A DWARF came down one night from the chesnut woods on the side of the mountain over the village of Walchwyl, and enquired for the house of a midwife, whom he earnestly pressed to come out and go with him. She consented, and the Dwarf, bearing a light, led the way in silence to the woods. He stopped at last before a cleft in a rock, at which they entered, and the woman suddenly found herself in a magnificent hall. She was thence led through several rich apartments to the chamber of state, where the queen of the Dwarfs, for whom her services were required, was lying. She performed her office, and brought a fair young prince to the light. She was thanked and dismissed, and her former conductor appeared to lead her home. As he was taking leave of her, he filled her apron with something, bidding her on no account to look at it till she was in her own house. But the woman could not control her curiosity, and the moment the Dwarf disappeared, she partly opened the apron, and lo! there was nothing in it but some black coals. In a rage, she shook them out on the ground, but she kept two of them in her hands, as a proof of the shabby treatment she had met with from the Dwarfs. On reaching home, she threw them also down on the ground. Her husband cried out with joy and surprise, for they shone like carbuncles.
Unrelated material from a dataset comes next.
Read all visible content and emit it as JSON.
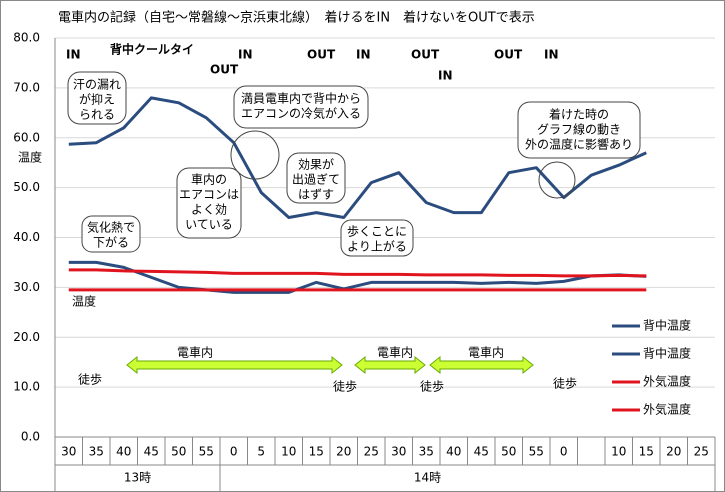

She asserted that the Dwarf had put nothing but coals into her apron; but she ran out to call a neighbour, who knew more of such things than they did, and he on examining them pronounced them to be precious stones of great value. The woman immediately ran back to where she had shaken out the supposed coals, but they were all gone. [a]
 


[a] Müller, Bilder und Sagen, p. 119; Coals are the usual form under which the Dwarfs conceal the precious metals. We also find this trait in Scandinavia. A smith who lived near Aarhuus in Jutland, as he was going to church, saw a Troll on the roadside very busy about two straws that had got across each other on a heap of coals, and which, do what he would, he could not remove from their position. He asked the smith to do it for him; but he who knew better things took up the coals with the cross straws on them, and carried them home in spite of the screams of the Troll, and when he reached his own house he found it was a large treasure he had got, over which the Troll had lost all power. Thiele, 1. 122.